Hymans Robertson head of responsible investment Simon Jones says: “This proposed amendment to the Pensions Bill in the House of Lords which would significantly increase the climate risk disclosure requirements for pension scheme, will come as a surprise to many in the pensions industry as it pre-empts guidance which is expected to be released shortly.”
While the amendment clearly increases potential disclosure requirements, and arguably enables the government to require schemes to adopt specific processes for assessing risks, it does not appear to permit DWP to impose specific targets or strategies. Instead Section 41A only facilitates requirements that secure effective governance in relation to the effects of climate change, according to DWP sources. The DWP is understood to think Section 41A of the legislation is needed to require schemes to do the preparatory work to disclose their consideration of climate risk, because Section 41B – the publication power – is not sufficient by itself to get schemes to make TCFD disclosures.
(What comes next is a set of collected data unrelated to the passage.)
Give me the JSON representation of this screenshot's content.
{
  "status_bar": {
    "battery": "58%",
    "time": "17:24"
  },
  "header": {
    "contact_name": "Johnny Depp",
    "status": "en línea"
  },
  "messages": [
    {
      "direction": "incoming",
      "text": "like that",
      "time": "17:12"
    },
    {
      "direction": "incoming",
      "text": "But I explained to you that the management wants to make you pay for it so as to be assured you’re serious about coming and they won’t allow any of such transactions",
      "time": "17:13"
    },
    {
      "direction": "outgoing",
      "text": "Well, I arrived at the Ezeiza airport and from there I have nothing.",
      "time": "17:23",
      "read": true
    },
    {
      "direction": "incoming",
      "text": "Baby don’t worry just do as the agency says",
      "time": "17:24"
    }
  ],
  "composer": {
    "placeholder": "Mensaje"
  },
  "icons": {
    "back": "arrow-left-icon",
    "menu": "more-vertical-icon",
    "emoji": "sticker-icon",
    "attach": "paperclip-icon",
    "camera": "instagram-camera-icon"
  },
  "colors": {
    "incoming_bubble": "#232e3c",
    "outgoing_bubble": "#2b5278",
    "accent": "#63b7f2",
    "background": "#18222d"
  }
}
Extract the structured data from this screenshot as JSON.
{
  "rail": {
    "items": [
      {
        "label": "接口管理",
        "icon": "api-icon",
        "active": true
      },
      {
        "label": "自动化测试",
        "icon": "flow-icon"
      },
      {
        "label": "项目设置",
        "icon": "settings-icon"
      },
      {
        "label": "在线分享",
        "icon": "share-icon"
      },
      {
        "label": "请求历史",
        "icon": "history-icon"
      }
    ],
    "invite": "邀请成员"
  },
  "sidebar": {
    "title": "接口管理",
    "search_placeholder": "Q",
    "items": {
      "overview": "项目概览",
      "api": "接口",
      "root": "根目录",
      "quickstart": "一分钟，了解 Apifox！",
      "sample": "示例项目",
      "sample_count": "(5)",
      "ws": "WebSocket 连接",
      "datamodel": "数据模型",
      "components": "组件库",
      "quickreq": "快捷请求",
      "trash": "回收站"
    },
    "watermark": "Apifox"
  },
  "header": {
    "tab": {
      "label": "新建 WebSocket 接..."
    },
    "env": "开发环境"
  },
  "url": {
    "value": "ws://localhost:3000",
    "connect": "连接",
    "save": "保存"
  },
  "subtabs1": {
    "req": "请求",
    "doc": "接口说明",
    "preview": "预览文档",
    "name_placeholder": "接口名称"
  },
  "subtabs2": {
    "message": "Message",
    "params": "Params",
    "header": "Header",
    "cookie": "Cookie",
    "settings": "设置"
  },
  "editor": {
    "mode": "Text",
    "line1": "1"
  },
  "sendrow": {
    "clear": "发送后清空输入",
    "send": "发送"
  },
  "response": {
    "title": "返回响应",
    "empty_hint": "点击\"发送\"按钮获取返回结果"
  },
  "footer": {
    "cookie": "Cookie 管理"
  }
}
Jones says: “The proposal comes after an announcement last week that the government would bring forward the ban on sales of new petrol, diesel and hybrid cars and is a further indication that the government is not afraid to drive positive action on climate change through policy change. We suspect this is the beginning of a raft of policy responses which will be needed to tackle the climate crisis.
“Pension schemes will need time to understand the new reporting requirements and take steps to adapt their strategies, reporting and governance so that they comply. We are concerned about introducing more onerous disclosure requirements which may not deliver any real change in trustee behaviour and risks becoming another box-ticking exercise.
“We urge the pensions industry as a whole to take meaningful action to reduce climate risk. This will not only deliver better outcomes for pension scheme members but will have knock on benefits for the UK as a whole on our journey to carbon neutral.”